Bid'ah sering terjadi menurut sisi kayfiyah (rapikan cara). Karenanya kita sepakat bahwa adzan merupakan hal yang baik, akan tetapi apabila dikumandangkan tatkala sholat istisqoo, sholat gerhana, sholat 'ied maka ini adalah hal yg bid'ah. Kenapa?, lantaran Nabi shallallahu 'alaihi wa sallam & para sahabatnya nir pernah melakukannya.

Demikian pula bahwasanya membaca ayat al-kursiy sanggup mengusir syaitan, akan tetapi apabila ada seseorang lantas setiap kali keluar menurut masjid selalu membaca ayat al-kursiy menggunakan dalih untuk mengusir syaitan karena di luar masjid poly syaitan, maka kita katakan hal ini merupakan bid'ah. Kenapa?, lantaran kaifiyyah & rapikan cara misalnya ini nir pernah dilakukan oleh Nabi & para sahabatnya.

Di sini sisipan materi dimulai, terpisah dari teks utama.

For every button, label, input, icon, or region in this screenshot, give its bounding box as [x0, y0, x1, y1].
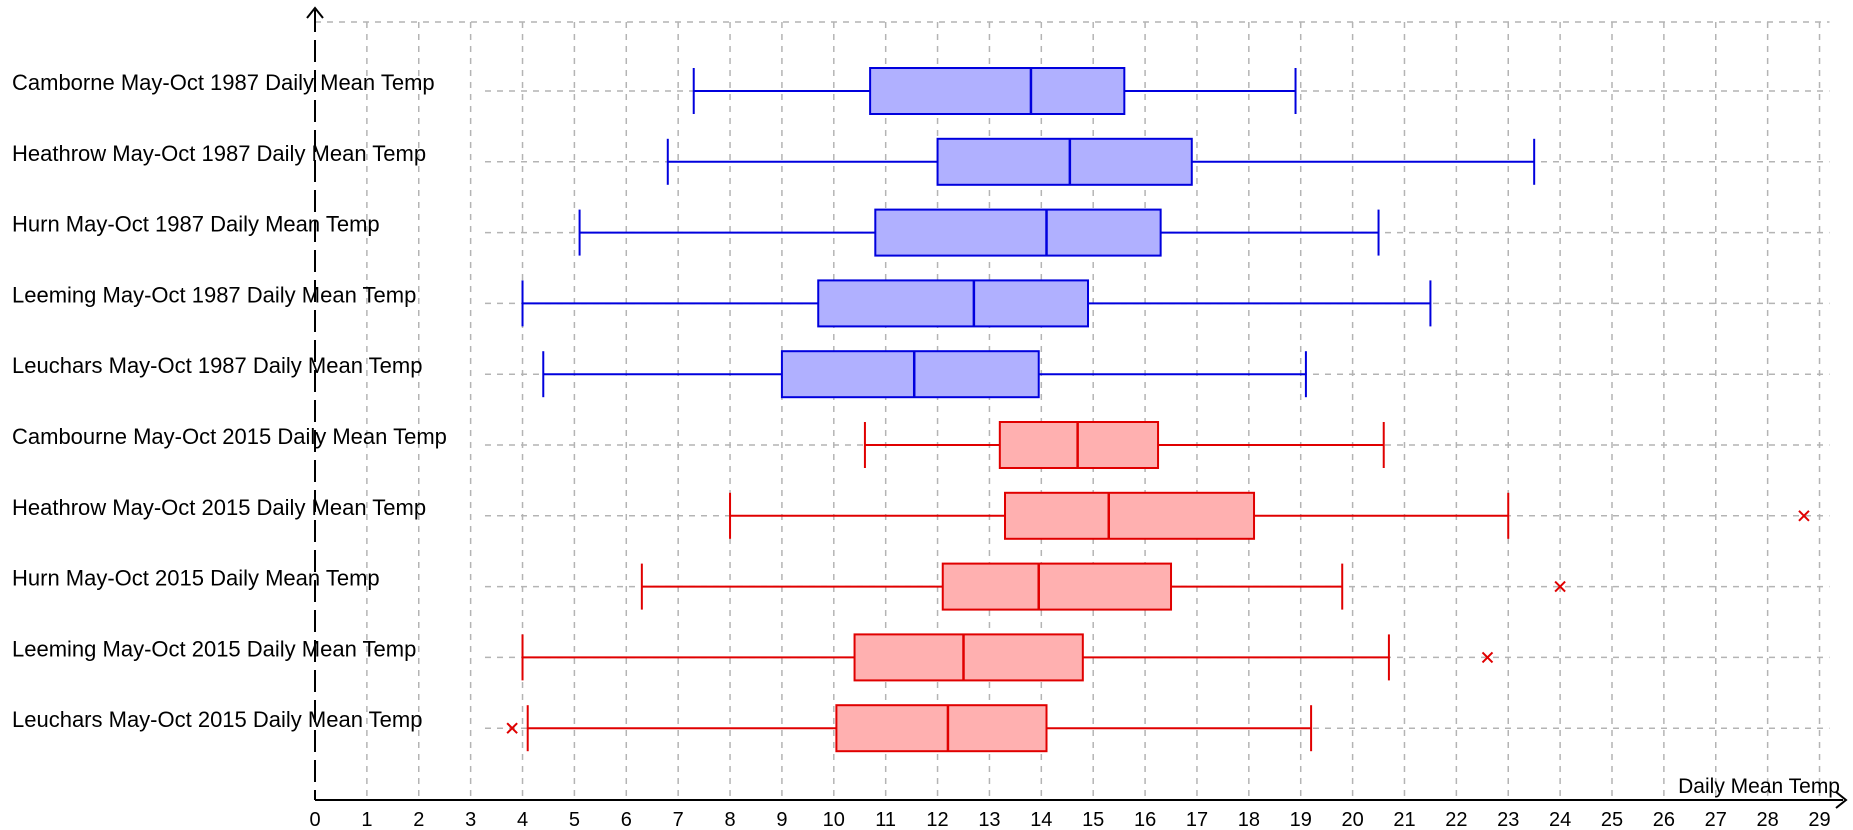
box-iqr: [998, 421, 1160, 469]
category-label: Heathrow May-Oct 1987 Daily Mean Temp: [12, 141, 426, 166]
x-tick-label: 19: [1290, 809, 1312, 830]
x-tick-labels: 0 1 2 3 4 5 6 7 8 9 10 11 12 13 14 15 16 17 18 19 20 21 22 23 24…: [309, 809, 1830, 830]
outlier-mark: [1554, 580, 1566, 593]
x-tick-label: 17: [1186, 809, 1208, 830]
outlier-point: [1798, 510, 1810, 522]
box-iqr: [853, 633, 1084, 682]
x-tick-label: 23: [1497, 809, 1519, 830]
category-label: Leuchars May-Oct 2015 Daily Mean Temp: [12, 707, 422, 732]
box-plot: [521, 633, 1494, 682]
x-tick-label: 3: [465, 809, 476, 830]
x-tick-label: 15: [1082, 809, 1104, 830]
box-iqr: [835, 704, 1048, 753]
x-tick-label: 7: [673, 809, 684, 830]
box-plot: [729, 491, 1810, 540]
x-tick-label: 6: [621, 809, 632, 830]
x-tick-label: 16: [1134, 809, 1156, 830]
x-tick-label: 9: [776, 809, 787, 830]
x-tick-label: 10: [823, 809, 845, 830]
box-iqr: [869, 67, 1126, 115]
outlier-point: [1481, 651, 1494, 664]
category-label: Cambourne May-Oct 2015 Daily Mean Temp: [12, 424, 447, 449]
box-plot: [542, 350, 1307, 399]
outlier-point: [1554, 580, 1566, 593]
category-label: Heathrow May-Oct 2015 Daily Mean Temp: [12, 495, 426, 520]
x-tick-label: 2: [413, 809, 424, 830]
box-plot: [521, 279, 1432, 328]
outlier-mark: [506, 722, 518, 734]
x-tick-label: 28: [1757, 809, 1779, 830]
x-tick-label: 0: [309, 809, 320, 830]
category-label: Leeming May-Oct 2015 Daily Mean Temp: [12, 636, 416, 661]
box-plot: [666, 137, 1536, 186]
category-labels: Camborne May-Oct 1987 Daily Mean Temp Hea…: [12, 70, 447, 732]
box-iqr: [874, 208, 1162, 257]
x-tick-label: 29: [1808, 809, 1830, 830]
x-tick-label: 27: [1705, 809, 1727, 830]
box-plot: [863, 421, 1385, 469]
box-plot: [692, 67, 1297, 115]
outlier-mark: [1481, 651, 1494, 664]
outlier-point: [506, 722, 518, 734]
x-tick-label: 1: [361, 809, 372, 830]
y-axis-arrow-icon: [306, 6, 324, 19]
box-iqr: [780, 350, 1040, 399]
x-tick-label: 22: [1445, 809, 1467, 830]
box-iqr: [936, 137, 1193, 186]
box-plot: [578, 208, 1380, 257]
x-tick-label: 12: [926, 809, 948, 830]
x-tick-label: 24: [1549, 809, 1571, 830]
x-tick-label: 20: [1341, 809, 1363, 830]
x-tick-label: 14: [1030, 809, 1052, 830]
category-label: Hurn May-Oct 2015 Daily Mean Temp: [12, 566, 380, 591]
category-label: Leuchars May-Oct 1987 Daily Mean Temp: [12, 353, 422, 378]
box-iqr: [817, 279, 1090, 328]
x-tick-label: 21: [1393, 809, 1415, 830]
x-tick-label: 4: [517, 809, 528, 830]
x-tick-label: 8: [724, 809, 735, 830]
x-tick-label: 5: [569, 809, 580, 830]
x-axis-arrow-icon: [1835, 791, 1848, 809]
x-axis-title: Daily Mean Temp: [1678, 775, 1840, 798]
x-tick-label: 13: [978, 809, 1000, 830]
box-plots: [506, 67, 1810, 753]
axes: Daily Mean Temp: [306, 6, 1848, 809]
category-label: Leeming May-Oct 1987 Daily Mean Temp: [12, 282, 416, 307]
x-tick-label: 18: [1238, 809, 1260, 830]
x-tick-label: 11: [875, 809, 896, 830]
box-iqr: [941, 562, 1173, 611]
category-label: Hurn May-Oct 1987 Daily Mean Temp: [12, 212, 380, 237]
x-tick-label: 25: [1601, 809, 1623, 830]
outlier-mark: [1798, 510, 1810, 522]
box-plot: [640, 562, 1566, 611]
box-plot: [506, 704, 1313, 753]
category-label: Camborne May-Oct 1987 Daily Mean Temp: [12, 70, 435, 95]
x-tick-label: 26: [1653, 809, 1675, 830]
box-iqr: [1004, 491, 1256, 540]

Ketiga : Kalau kita boleh menganalogikan lebih jauh maka bisa kita katakan bahwasanya orang yg nekat buat mengadakan tahlilan menggunakan alasan buat mendoakan mayat & menyedekahkan makanan, kondisinya sama misalnya orang yg nekat sholat sunnah pada ketika-saat terlarang. Meskipun ibadah sholat sangat dicintai sang Allah, akan namun Allah telah melarang melaksanakan sholat pada saat-saat terlarang.

Demikian juga berkumpul-kumpul di tempat tinggal   famili kematian dan bersusah-susah menciptakan kuliner buat para tamu bertentangan dan bertabrakan dengan dua perkara pada atas:

-         Sunnahnya mengembangkan makanan buat keluarga mayat

-         Dan hadits Jarir bin Abdillah mengenai berkumpul-kumpul di keluarga mayat termasuk niyaahah yang tidak boleh.

Keempat : Untuk berbuat baik kepada oleh mayat maka kita bisa menempuh cara-cara yang disyari'atkan, sebagaimana sudah lalu. Diantaranya adalah mendoakannya kapan saja –tanpa wajib  program khusus tahlilan-, dan juga bersedakah kapan saja, berkurban atas nama mayat, menghajikan & mengumrohkan oleh mayat, dll.

Adapun mengirimkan pahala bacaan Al-Qur'an maka hal ini diperselisihkan oleh para ulama. Dan pendapat yg dipilih sang Al-Imam Asy-Syafi'i rahimahullah bahwasanya mengirimkan pahala bacaan al-Qur'an nir akan hingga bagi sang mayat.

Kelima : Kalaupun kita memilih pendapat ulama yang menyatakan bahwa mengirim bacaan al-qur'an akan hingga pada mayat, maka kita berusaha agar kita atau famili yang mengirimkannya, ataupun orang lain adalah orang-orang yg jujur.

Adapun menyewa para pembaca al-Qur'an yang telah siap siaga di pekuburan menanti kedatangan para peziarah kuburan buat membacakan al-quran dan mengirim pahalanya maka hendaknya dihindari lantaran :

-         Tidak disyari'atkan membaca al-Qur'an pada kuburan, lantaran kuburan bukanlah loka ibadah sholat dan membaca al-Qur'an

-         Jika ternyata terjadi tawar menawar harga menggunakan para tukang baca tadi, maka hal ini merupakan indikasi akan ketidak ikhlasan para pembaca tersebut. Dan apabila keikhlasan mereka dalam membaca al-qur'an sangat-sangat diragukan, maka kelazimannya pahala mereka juga sangatlah diragukan. Jika pahalanya diragukan lantas apa yg mau dikirimkan pada oleh mayat??!!

-         Para pembaca sewaan tersebut umumnya membaca al-Qur'an dengan sangat cepat lantaran mengejar & memburu korban penziarah berikutnya. Jika bacaan mereka terlalu cepat tanpa memperhatikan tajwid, apalagi merenungkan maknanya, maka tentu pahala yg diperlukan sangatlah minim. Terus apa yg mau dikirimkan pada oleh mayat ??!!